Leseprobe – Abschied ohne Tränen

Ich schlage die Augen auf und weiß nicht, wo ich bin. Das Erste, was ich bewusst wahrnehme, ist der Geruch. Er ist anders als normalerweise, sauberer, klinischer. Es riecht nach Reinigungsmitteln und …

Krankheit. Tod. In dem Augenblick, in dem ich begreife, woran mich der Geruch erinnert, der in meine Nase steigt, kommt alles wieder. Der Unfall. Meine Mutter in der Not-OP. Sie spürt ihre Arme und ihre Beine nicht mehr. Die Erinnerungen an letzte Nacht holen mich schmerzhaft in die Realität zurück.

In den kommenden Monaten werde ich diesen Moment noch oft erleben. Diese wenigen Sekunden der Unschuld, direkt nach dem Aufwachen, diese seltenen kostenbaren Gelegenheiten, in denen ich vergesse, was passiert ist, und mich erst wieder daran erinnere, wenn ich mich orientiert habe.
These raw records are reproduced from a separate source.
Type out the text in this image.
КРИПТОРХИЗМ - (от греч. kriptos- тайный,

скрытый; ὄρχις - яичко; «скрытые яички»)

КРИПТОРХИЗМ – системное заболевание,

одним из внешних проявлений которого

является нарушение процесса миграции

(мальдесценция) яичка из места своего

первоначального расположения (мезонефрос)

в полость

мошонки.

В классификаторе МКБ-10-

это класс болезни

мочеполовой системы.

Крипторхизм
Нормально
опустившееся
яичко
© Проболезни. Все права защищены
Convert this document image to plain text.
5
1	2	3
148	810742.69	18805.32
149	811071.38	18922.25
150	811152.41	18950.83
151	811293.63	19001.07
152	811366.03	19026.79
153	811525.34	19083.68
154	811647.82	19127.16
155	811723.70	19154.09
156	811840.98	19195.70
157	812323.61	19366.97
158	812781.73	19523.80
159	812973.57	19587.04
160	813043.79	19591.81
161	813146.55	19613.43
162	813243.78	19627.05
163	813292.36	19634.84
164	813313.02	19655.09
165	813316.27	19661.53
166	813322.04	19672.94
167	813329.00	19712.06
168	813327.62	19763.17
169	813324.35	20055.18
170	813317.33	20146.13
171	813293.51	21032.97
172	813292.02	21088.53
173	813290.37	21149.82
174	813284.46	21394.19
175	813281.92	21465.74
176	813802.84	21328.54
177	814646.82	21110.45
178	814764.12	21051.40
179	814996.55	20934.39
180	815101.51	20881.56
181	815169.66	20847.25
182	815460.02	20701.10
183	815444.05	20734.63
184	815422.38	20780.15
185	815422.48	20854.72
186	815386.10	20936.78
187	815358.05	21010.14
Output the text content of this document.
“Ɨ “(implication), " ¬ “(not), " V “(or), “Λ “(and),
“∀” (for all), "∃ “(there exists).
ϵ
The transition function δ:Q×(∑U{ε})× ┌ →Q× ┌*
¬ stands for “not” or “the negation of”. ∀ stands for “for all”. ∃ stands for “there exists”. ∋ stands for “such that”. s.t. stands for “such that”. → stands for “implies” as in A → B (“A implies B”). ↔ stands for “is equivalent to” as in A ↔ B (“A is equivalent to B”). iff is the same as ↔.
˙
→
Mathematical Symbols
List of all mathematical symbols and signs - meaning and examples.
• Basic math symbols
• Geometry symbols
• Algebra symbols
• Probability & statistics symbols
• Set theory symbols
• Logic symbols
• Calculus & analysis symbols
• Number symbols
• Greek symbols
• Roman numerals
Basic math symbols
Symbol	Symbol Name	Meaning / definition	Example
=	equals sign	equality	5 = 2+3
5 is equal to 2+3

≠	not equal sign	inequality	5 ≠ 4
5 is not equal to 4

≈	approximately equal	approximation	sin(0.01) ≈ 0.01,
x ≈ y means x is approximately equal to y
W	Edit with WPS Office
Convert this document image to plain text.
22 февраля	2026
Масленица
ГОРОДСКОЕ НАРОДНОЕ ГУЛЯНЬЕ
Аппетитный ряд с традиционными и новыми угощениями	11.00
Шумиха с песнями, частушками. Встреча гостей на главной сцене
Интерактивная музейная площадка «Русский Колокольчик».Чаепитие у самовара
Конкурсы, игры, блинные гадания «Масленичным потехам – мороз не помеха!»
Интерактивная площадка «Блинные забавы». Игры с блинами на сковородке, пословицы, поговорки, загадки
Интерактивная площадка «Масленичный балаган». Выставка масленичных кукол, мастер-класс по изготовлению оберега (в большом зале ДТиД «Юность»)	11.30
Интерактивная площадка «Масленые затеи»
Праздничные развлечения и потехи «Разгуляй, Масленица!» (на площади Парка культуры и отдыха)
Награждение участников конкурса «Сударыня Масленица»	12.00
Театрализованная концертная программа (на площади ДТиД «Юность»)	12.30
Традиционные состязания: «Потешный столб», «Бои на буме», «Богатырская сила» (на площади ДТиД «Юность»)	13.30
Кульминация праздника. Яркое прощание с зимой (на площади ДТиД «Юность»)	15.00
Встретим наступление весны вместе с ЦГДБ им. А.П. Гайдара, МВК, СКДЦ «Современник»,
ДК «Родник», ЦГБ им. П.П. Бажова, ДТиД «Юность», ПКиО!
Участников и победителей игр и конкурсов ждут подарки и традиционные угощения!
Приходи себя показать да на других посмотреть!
Mit einem Mal ist dann alles wieder da. Mir wird schlecht, ich traue mich nicht aufzustehen. Obwohl ich weiß, wie naiv mein Wunsch ist, hoffe ich, dass alles gut ist, wenn ich einfach liegen bleibe und so tue, als wäre es nicht geschehen.

Ist es aber nicht.

Vor der Tür höre ich Stimmen und die Gummirollen eines Krankenhausbettes, die über den Boden schrammen. Also ist es wahr. Ich bin in Chemnitz, im Krankenhaus. Irgendwie bin ich also doch hier angekommen …

Als ich in Wittenberge endlich das Gleis gefunden habe, von dem aus in einer halben Stunde der Zug nach Berlin zurückfahren soll, fällt die Anspannung der letzten Stunden zum ersten Mal von mir ab. Ich erleide einen heftigen Heulkrampf. Versuche ruhig zu bleiben, fange mich, indem ich das tue, was ich am besten kann: organisieren.

Mein Mantra ist: Fahr nach Chemnitz, noch heute Nacht. Irgendwie.

Die Zugfahrt dauert eine Ewigkeit und fordert mein ohnehin schon angeschlagenes Nervenkostüm sehr heraus. Dieses Nichtstun, zu dem ich verdonnert bin, das Sitzen und Hoffen, dass es bald vorbei ist … die Warterei, die Ungewissheit sind zermürbend.

Ich telefoniere mit Frank, das hilft. Ich rufe auch Julian an, sage ihm, dass ich nicht kommen werde, zu ihm und zur Regatta. Ich erzähle, was passiert ist, plane meine weitere Reise. Das alles beruhigt mich. Gibt mir Sicherheit. Und das ist es auch, was mich die nächsten Stunden und Tage durchstehen lässt.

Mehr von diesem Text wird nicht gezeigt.